Like the other Festival programs, Old Ways was concerned with the presentation of elements of group identity. Here the point of focus was the cultural traditions that newcomers - early and late, forced and willing - brought to the United States and creatively used in maintaining their unique sense of community. These traditions serve to reinforce, reassure and stabilize people struggling to survive in an unaccustomed environment.

As the Smithsonian began planning a multi-month Bicentennial Festival of American Folklife projected for 1976, it established relationships with foreign governments to initiate joint research programs, with U.S. scholars working abroad and visiting specialists coming to the U.S. to map and compare traditions as they exist in the mother country and here. The resources of ethnographic museums, folklore institutes, universities and independent scholars were mobilized to approach this material with fresh perspectives and techniques.

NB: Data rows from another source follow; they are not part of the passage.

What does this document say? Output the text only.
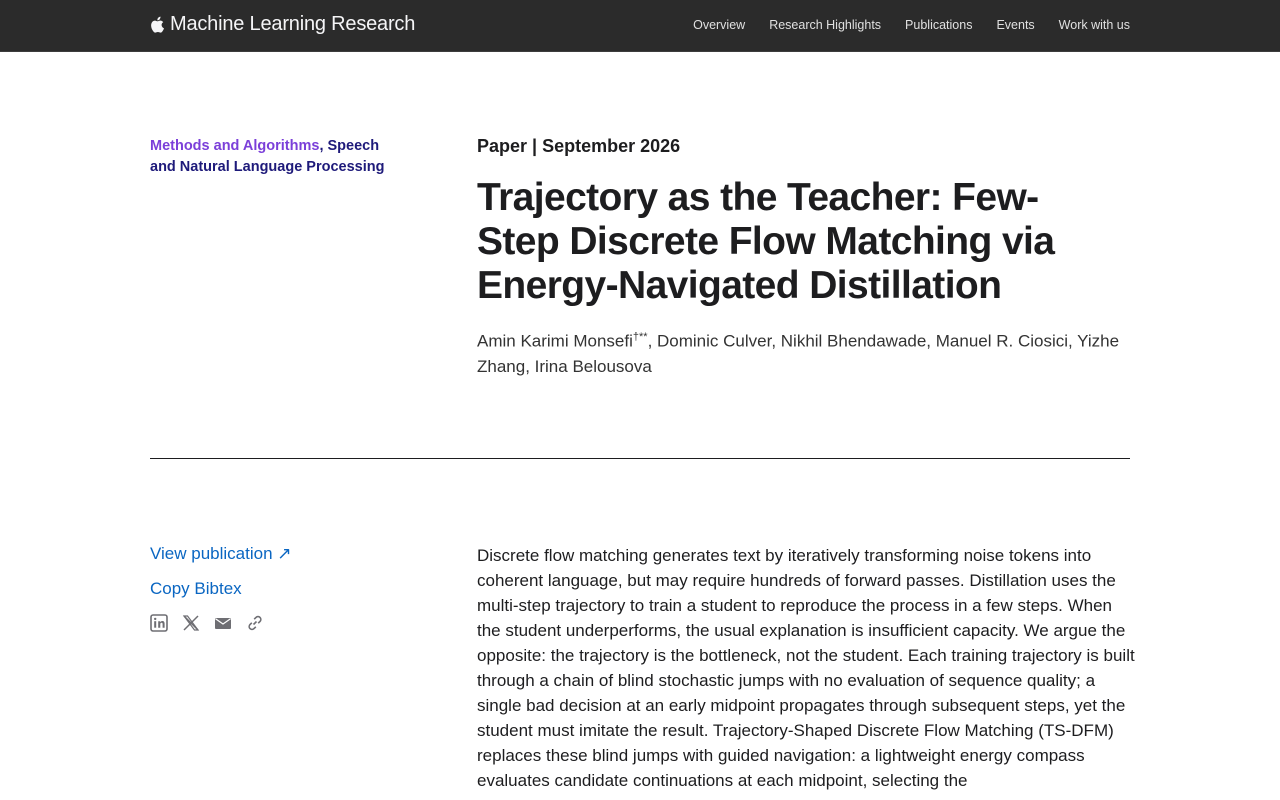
Machine Learning Research	Overview Research Highlights Publications Events Work with us
Methods and Algorithms, Speech and Natural Language Processing
Paper | September 2026
Trajectory as the Teacher: Few-Step Discrete Flow Matching via Energy-Navigated Distillation

Amin Karimi Monsefi†**, Dominic Culver, Nikhil Bhendawade, Manuel R. Ciosici, Yizhe Zhang, Irina Belousova

View publication ↗
Copy Bibtex

Discrete flow matching generates text by iteratively transforming noise tokens into coherent language, but may require hundreds of forward passes. Distillation uses the multi-step trajectory to train a student to reproduce the process in a few steps. When the student underperforms, the usual explanation is insufficient capacity. We argue the opposite: the trajectory is the bottleneck, not the student. Each training trajectory is built through a chain of blind stochastic jumps with no evaluation of sequence quality; a single bad decision at an early midpoint propagates through subsequent steps, yet the student must imitate the result. Trajectory-Shaped Discrete Flow Matching (TS-DFM) replaces these blind jumps with guided navigation: a lightweight energy compass evaluates candidate continuations at each midpoint, selecting the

Andrew Oerke was Program Coordinator for the Old Ways in the New World program, with Carla Borden as Field Reseach Coordinator and Martin Koenig and Ethel Raim-Zinser serving as Program Directors for Slavic and Balkan Cultures. Major sponsors for the Old Ways program included the Government of Yugoslavia, the Croatian Fraternal Union, and the Serb National Federation. Subsequent to their participation in the Festival, Yugoslav participants toured to perform in U.S. cities with Serbian and Croation populations; those Touring Performances were coordinated by Mark Mason.